Mme. M. may have been eighteen when she began to study singing with Delsarte, together with her husband, who was destined for a similar career. She had an agreeable voice, but a particularly charming face, the freshness of a child in its cradle, a sweet expression of innocence. In figure she was tall and slender. The lovely creature always looked like a Bengal rose tossing upon its graceful stalk. These young students considered themselves finished and made an engagement with the manager of a theatre in Brazil.
“Don’t do it,” said Delsarte to the husband, knowing his suspicious nature, “that is a dangerous region; you will never bring your wife back alive.”
He prophesied but too truthfully.
Soon after, we heard that the fair songstress had been shot dead by the hand of the husband who adored her. I like to think that she was innocent of more than imprudence. The story which reached us from that distant land was, that M. M. threatened to kill his wife if she continued to associate with a certain young man.
“You would never do it!” she said.
She did not reckon on the aberrations of jealousy. It was said, in excuse for the murderer, that she had defied him, saying:
“I love him, and I do not love you!”
After the catastrophe, the unfortunate husband gave himself up to justice. No case was found against him, but how he must have suffered when he had forever cut himself off from the sight of that enchanting creature!

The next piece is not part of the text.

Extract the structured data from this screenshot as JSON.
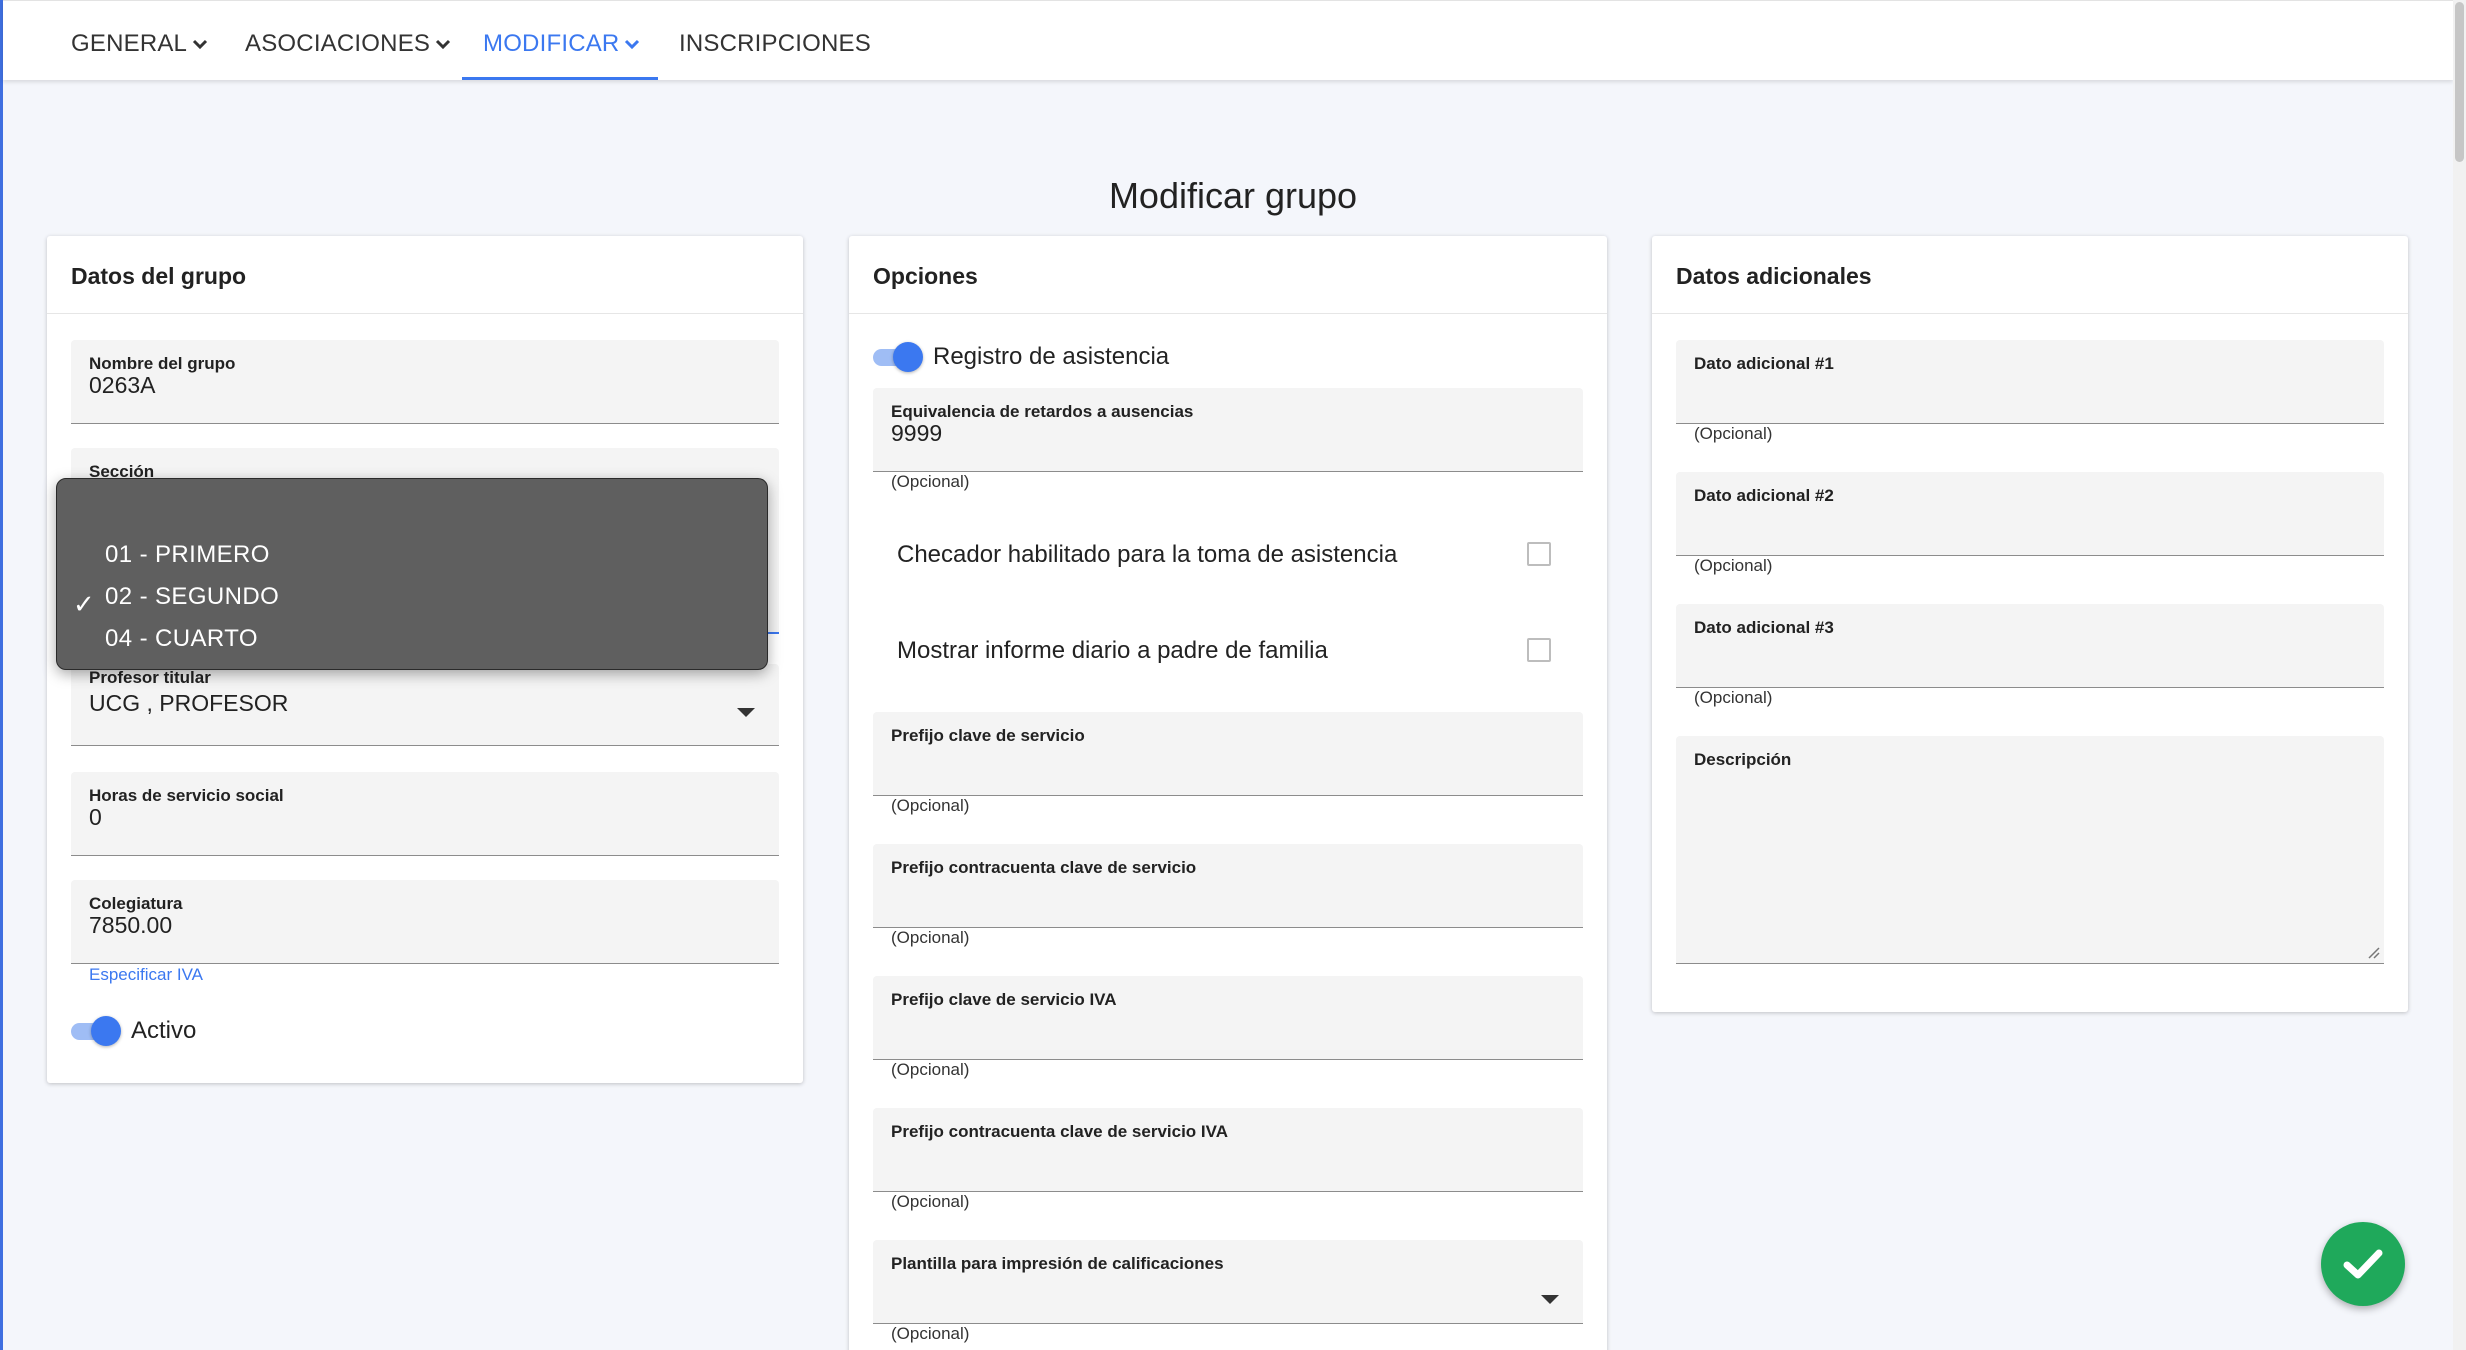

Three figures stand preeminent in the crowd: Darcier, Giraudet, Madame Pasca.
I will proceed in order of seniority.
The first named did not attend the lectures when I did, but I often heard him mentioned in society where he attracted attention by his rendering of Delsarte’s “Stanzas to Eternity,” Pierre Dupont’s “Hundred Louis d’or,” and many other impressive or dramatic pieces. I know the master considered him possessed of much aptitude and feeling for art.
They met one evening at a large party given by a high official of the day. Darcier sang well, in Delsarte’s opinion; but it was perhaps too well for a public made up of fashionables, not connoisseurs.
“It takes something more than talent to move them,” thought the real judge, annoyed; and with that accent familiar to well-bred people, which transfigures a triviality, he said to the singer:
“Let them have the bread!”
He referred to a political song ending with these lines:
“Ye cannot hush the
moan
Of the people when they cry:
‘We hunger ...’
For it is the cry of nature,
They want bread, bread, bread!”
The guests were forced to give the attention which it demanded to this cry which aroused the idea of recent seditions, and the performer came in for his share.
This artist may still be heard, but his talents are displayed in so narrow a circle that his reputation is a limited one. Yet it is said that his compositions and his mode of singing them attest to great vigor.